In the end, it all comes down to the roaster. Nevertheless, a skilful roaster might make more reproducible results on a convectional roaster. This might not sound as alluring and emotional as a drum roaster. I understand that a drum roaster is how the customers want to perceive an artisanal roaster when they consider buying their coffee outside of a supermarket. From a science point of view, I would pick a convectional hot air roaster in the long run.
How bitter is caffeine?
So how about caffeine, one might ask? Caffeine is also a bitter tastant besides keeping us awake and stimulating our central nervous system. Caffeine makes up around 10 – 20 % of the coffee’s bitter taste. It is often cited that caffeine undergoes thermal degradation during the roasting which is not entirely true. Caffeine contents remain mostly the same during roasting (~ 5 – 10 % loss). So yes, caffeine contributes to the overall bitter taste. When it comes to roasting, it does not play a huge role in which kind of setup one uses.
So, what can we draw as a conclusion?

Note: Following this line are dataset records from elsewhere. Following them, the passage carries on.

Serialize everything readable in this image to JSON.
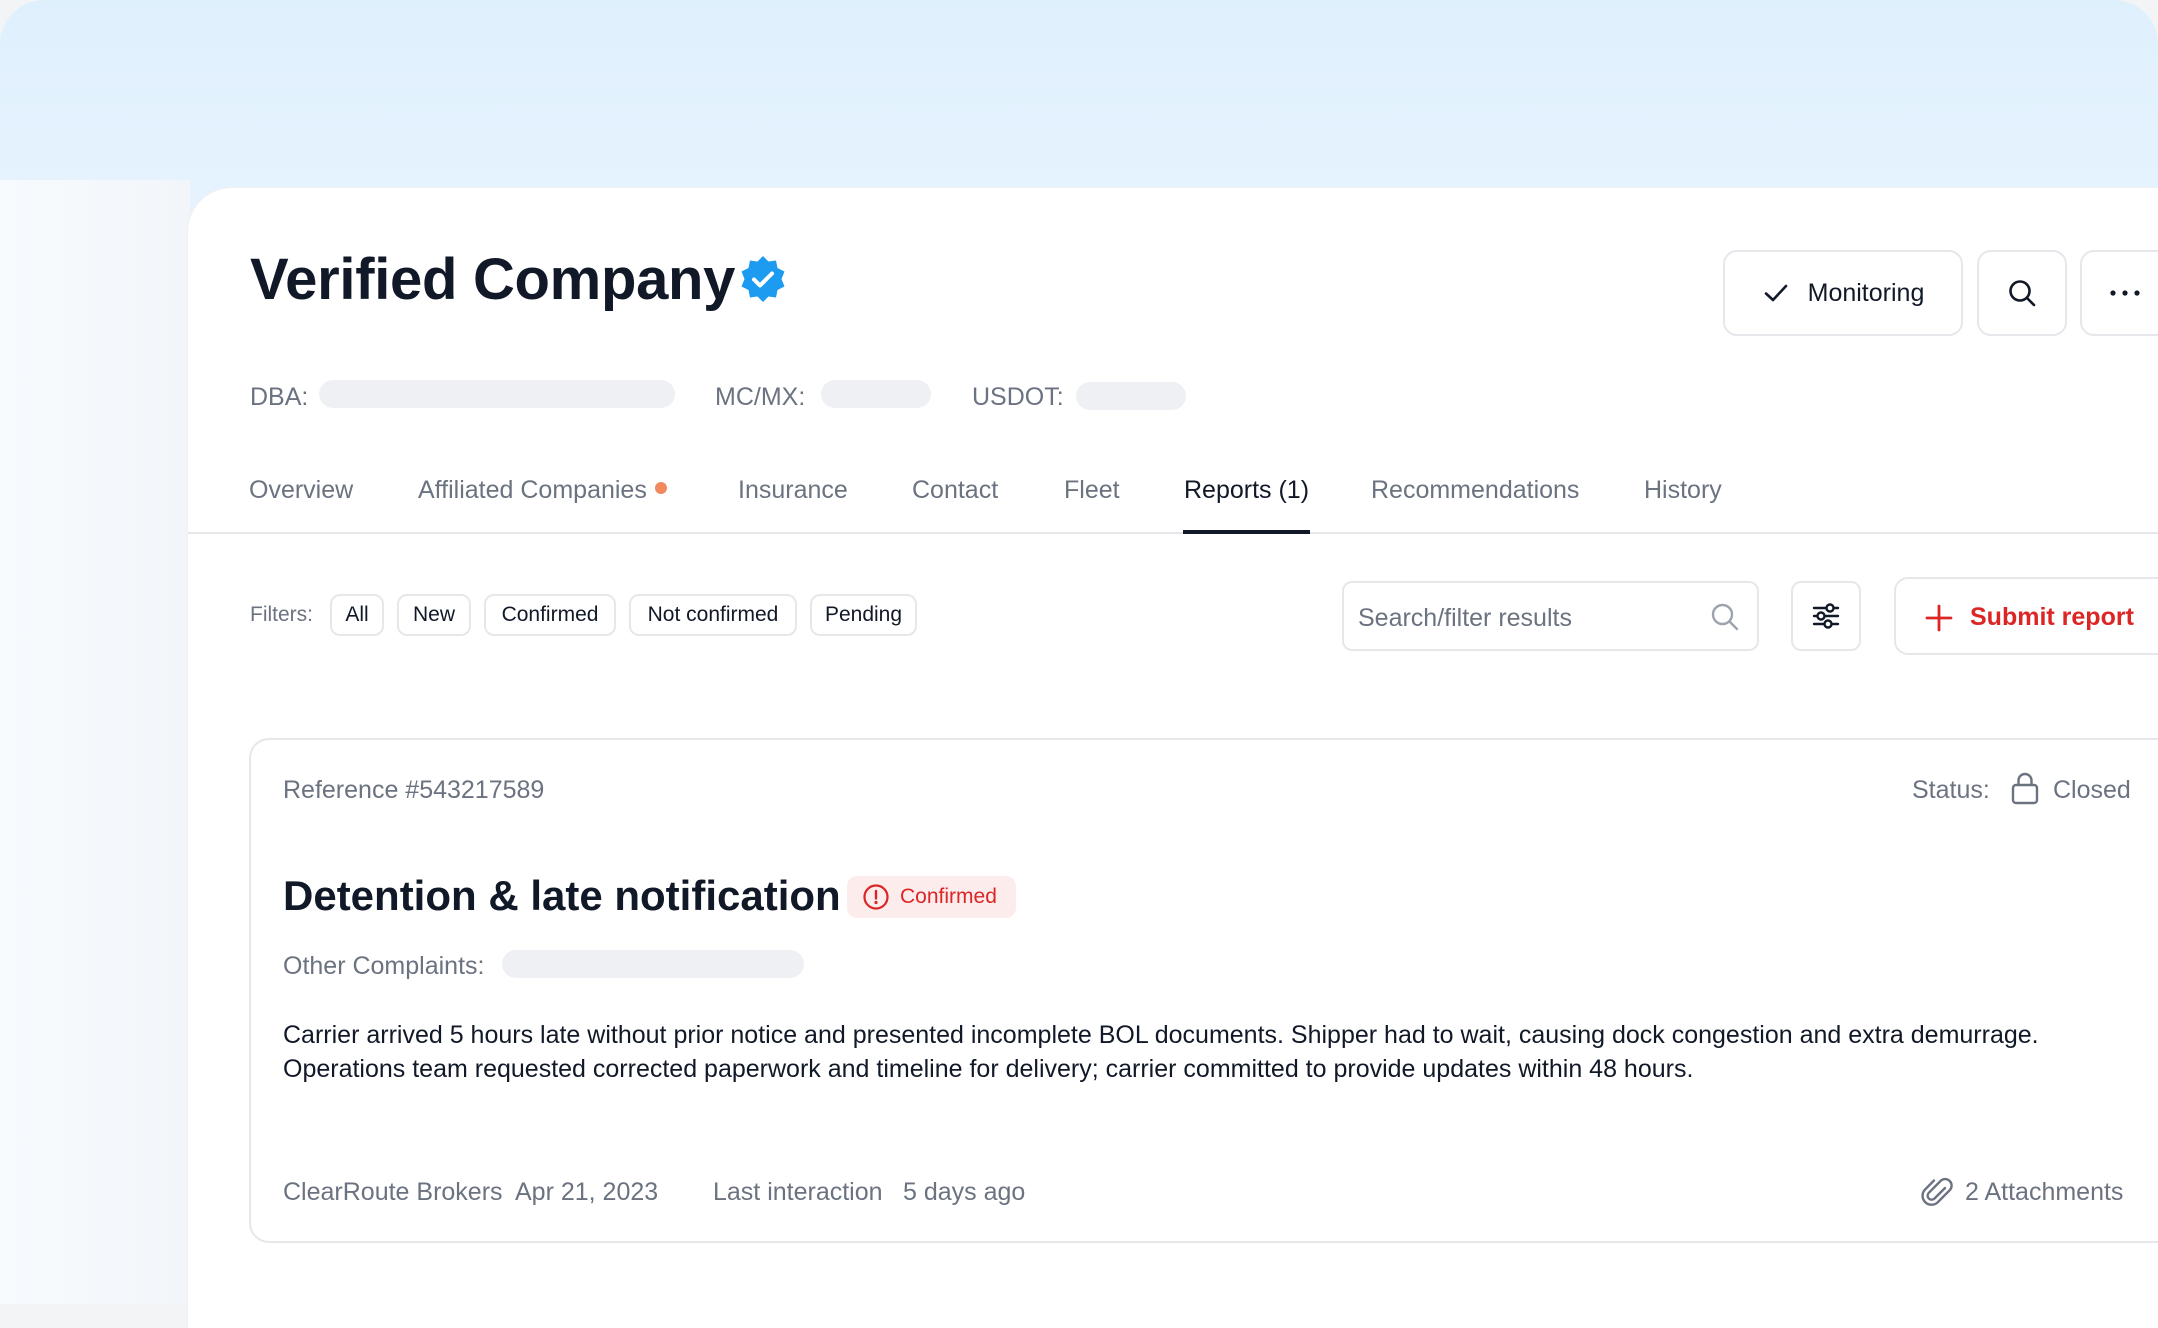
{
  "header": {
    "title": "Verified Company",
    "meta": [
      {
        "label": "DBA:"
      },
      {
        "label": "MC/MX:"
      },
      {
        "label": "USDOT:"
      }
    ],
    "monitoring_label": "Monitoring"
  },
  "tabs": [
    {
      "label": "Overview",
      "active": false
    },
    {
      "label": "Affiliated Companies",
      "active": false,
      "has_dot": true
    },
    {
      "label": "Insurance",
      "active": false
    },
    {
      "label": "Contact",
      "active": false
    },
    {
      "label": "Fleet",
      "active": false
    },
    {
      "label": "Reports (1)",
      "active": true
    },
    {
      "label": "Recommendations",
      "active": false
    },
    {
      "label": "History",
      "active": false
    }
  ],
  "filters": {
    "label": "Filters:",
    "chips": [
      "All",
      "New",
      "Confirmed",
      "Not confirmed",
      "Pending"
    ],
    "search_placeholder": "Search/filter results",
    "submit_label": "Submit report"
  },
  "report": {
    "reference": "Reference #543217589",
    "status_label": "Status:",
    "status_value": "Closed",
    "title": "Detention & late notification",
    "badge": "Confirmed",
    "other_label": "Other Complaints:",
    "body_line1": "Carrier arrived 5 hours late without prior notice and presented incomplete BOL documents. Shipper had to wait, causing dock congestion and extra demurrage.",
    "body_line2": "Operations team requested corrected paperwork and timeline for delivery; carrier committed to provide updates within 48 hours.",
    "company": "ClearRoute Brokers",
    "date": "Apr 21, 2023",
    "last_interaction_label": "Last interaction",
    "last_interaction_value": "5 days ago",
    "attachments": "2 Attachments"
  },
  "colors": {
    "accent_blue": "#1d9bf0",
    "danger_red": "#dc2626",
    "tab_dot": "#f08a5d"
  }
}
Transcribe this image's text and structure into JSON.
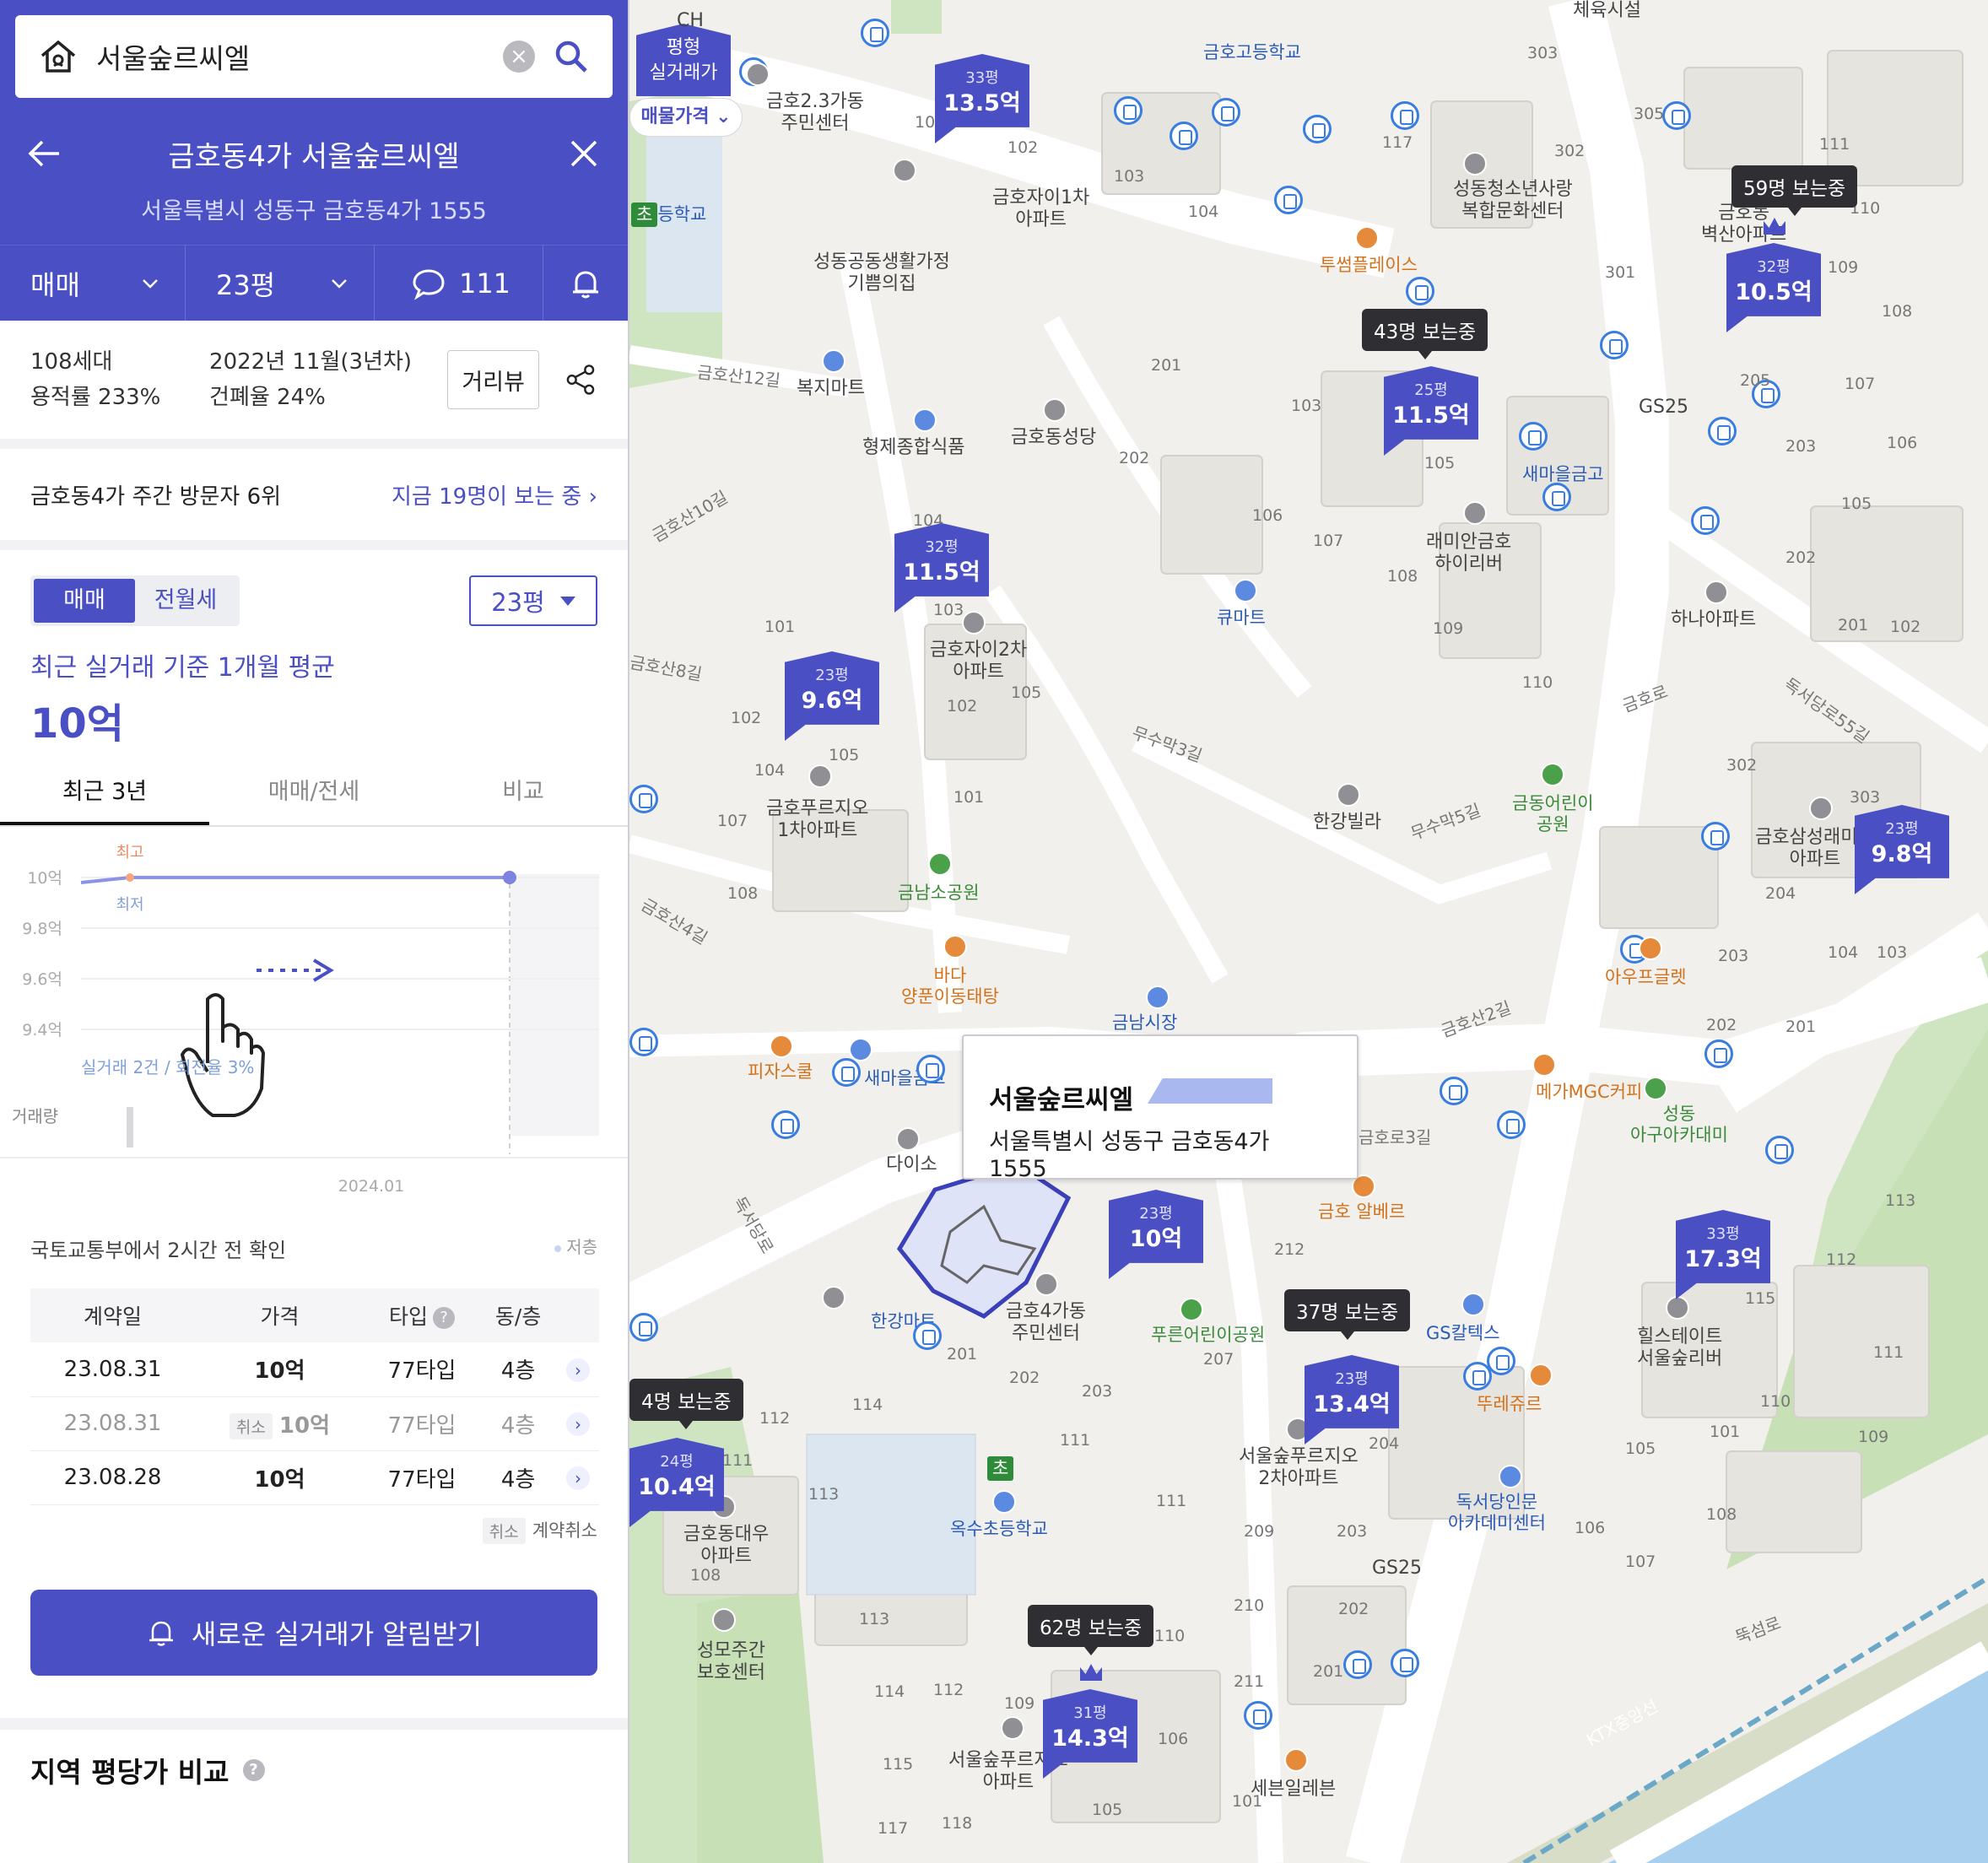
{
  "search": {
    "query": "서울숲르씨엘"
  },
  "complex": {
    "title": "금호동4가 서울숲르씨엘",
    "address": "서울특별시 성동구 금호동4가 1555"
  },
  "tabs": {
    "deal_type": "매매",
    "pyeong": "23평",
    "comments": "111"
  },
  "info": {
    "households": "108세대",
    "far": "용적률 233%",
    "built": "2022년 11월(3년차)",
    "bcr": "건폐율 24%",
    "street_view": "거리뷰"
  },
  "visitors": {
    "rank": "금호동4가 주간 방문자 6위",
    "now": "지금 19명이 보는 중"
  },
  "trade": {
    "seg_sale": "매매",
    "seg_rent": "전월세",
    "pyeong_select": "23평",
    "avg_label": "최근 실거래 기준 1개월 평균",
    "avg_value": "10억"
  },
  "chart_tabs": [
    "최근 3년",
    "매매/전세",
    "비교"
  ],
  "chart_data": {
    "type": "line",
    "y_ticks": [
      "10억",
      "9.8억",
      "9.6억",
      "9.4억"
    ],
    "ylim": [
      9.4,
      10.0
    ],
    "series": [
      {
        "values": [
          9.98,
          10.0,
          10.0
        ]
      }
    ],
    "annotations": {
      "high": "최고",
      "low": "최저"
    },
    "stats": "실거래 2건 / 회전율 3%",
    "volume_label": "거래량",
    "x_label": "2024.01"
  },
  "confirm": {
    "text": "국토교통부에서 2시간 전 확인",
    "legend": "저층"
  },
  "table": {
    "headers": [
      "계약일",
      "가격",
      "타입",
      "동/층"
    ],
    "rows": [
      {
        "date": "23.08.31",
        "price": "10억",
        "type": "77타입",
        "floor": "4층",
        "cancelled": ""
      },
      {
        "date": "23.08.31",
        "price": "10억",
        "type": "77타입",
        "floor": "4층",
        "cancelled": "취소"
      },
      {
        "date": "23.08.28",
        "price": "10억",
        "type": "77타입",
        "floor": "4층",
        "cancelled": ""
      }
    ],
    "cancel_badge": "취소",
    "cancel_legend": "계약취소"
  },
  "alert_button": "새로운 실거래가 알림받기",
  "region_title": "지역 평당가 비교",
  "map": {
    "mode_top": "평형\n실거래가",
    "mode_select": "매물가격",
    "callout": {
      "name": "서울숲르씨엘",
      "address": "서울특별시 성동구 금호동4가 1555"
    },
    "pins": [
      {
        "py": "33평",
        "pr": "13.5억"
      },
      {
        "py": "32평",
        "pr": "10.5억"
      },
      {
        "py": "25평",
        "pr": "11.5억"
      },
      {
        "py": "32평",
        "pr": "11.5억"
      },
      {
        "py": "23평",
        "pr": "9.6억"
      },
      {
        "py": "23평",
        "pr": "9.8억"
      },
      {
        "py": "23평",
        "pr": "10억"
      },
      {
        "py": "33평",
        "pr": "17.3억"
      },
      {
        "py": "23평",
        "pr": "13.4억"
      },
      {
        "py": "24평",
        "pr": "10.4억"
      },
      {
        "py": "31평",
        "pr": "14.3억"
      }
    ],
    "viewers": [
      "59명 보는중",
      "43명 보는중",
      "37명 보는중",
      "4명 보는중",
      "62명 보는중"
    ],
    "labels": {
      "sports": "체육시설",
      "geumho_high": "금호고등학교",
      "center23": "금호2.3가동\n주민센터",
      "geumho_apt1": "금호자이1차\n아파트",
      "welfare": "성동공동생활가정\n기쁨의집",
      "bokji_mart": "복지마트",
      "hyungje": "형제종합식품",
      "geumho_church": "금호동성당",
      "toosome": "투썸플레이스",
      "culture": "성동청소년사랑\n복합문화센터",
      "byeoksan": "금호동\n벽산아파트",
      "gs25_a": "GS25",
      "saemaeul_a": "새마을금고",
      "raemian": "래미안금호\n하이리버",
      "qmart": "큐마트",
      "hana": "하나아파트",
      "geumho_apt2": "금호자이2차\n아파트",
      "prugio1": "금호푸르지오\n1차아파트",
      "hangang_villa": "한강빌라",
      "child_park": "금동어린이\n공원",
      "samsung": "금호삼성래미안\n아파트",
      "geumnam_park": "금남소공원",
      "bada": "바다\n양푼이동태탕",
      "pizza": "피자스쿨",
      "saemaeul_b": "새마을금고",
      "geumnam_market": "금남시장",
      "ouf": "아우프글렛",
      "mega": "메가MGC커피",
      "daiso": "다이소",
      "seongdong_apt": "성동\n아구아카대미",
      "almbe": "금호 알베르",
      "hillstate": "힐스테이트\n서울숲리버",
      "center4": "금호4가동\n주민센터",
      "hangang_mart": "한강마트",
      "prun_park": "푸른어린이공원",
      "gs_caltex": "GS칼텍스",
      "tous": "뚜레쥬르",
      "prugio2": "서울숲푸르지오\n2차아파트",
      "daewoo": "금호동대우\n아파트",
      "oksu_elem": "옥수초등학교",
      "doksodang": "독서당인문\n아카데미센터",
      "gs25_b": "GS25",
      "health": "성모주간\n보호센터",
      "prugio_seoul": "서울숲푸르지오\n아파트",
      "seven": "세븐일레븐",
      "elem_a": "초",
      "elem_b": "초",
      "ddukseom": "뚝섬로",
      "ktx": "KTX중앙선",
      "dokseo55": "독서당로55길",
      "moosu3": "무수막3길",
      "moosu5": "무수막5길",
      "geumho_ro": "금호로",
      "geumho_san2": "금호산2길",
      "geumho_san4": "금호산4길",
      "geumho_san8": "금호산8길",
      "geumho_san10": "금호산10길",
      "geumho_san12": "금호산12길",
      "geumho_ro3": "금호로3길",
      "dokseodang": "독서당로",
      "school_a": "초등학교",
      "ch": "CH"
    }
  }
}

Roasting coffee remains art and science. There is no easy answer to the perfect roast. Any roast is highly dependent on the green coffee, its constitution, the processing, the roasters architecture, and the brewing method. The key to a “perfect coffee” is the perfect balance of taste and flavour. In my opinion, the perfect balance lies within mild acidity and mild bitterness with an intense and diverse flavour dependent on the consumer’s desires.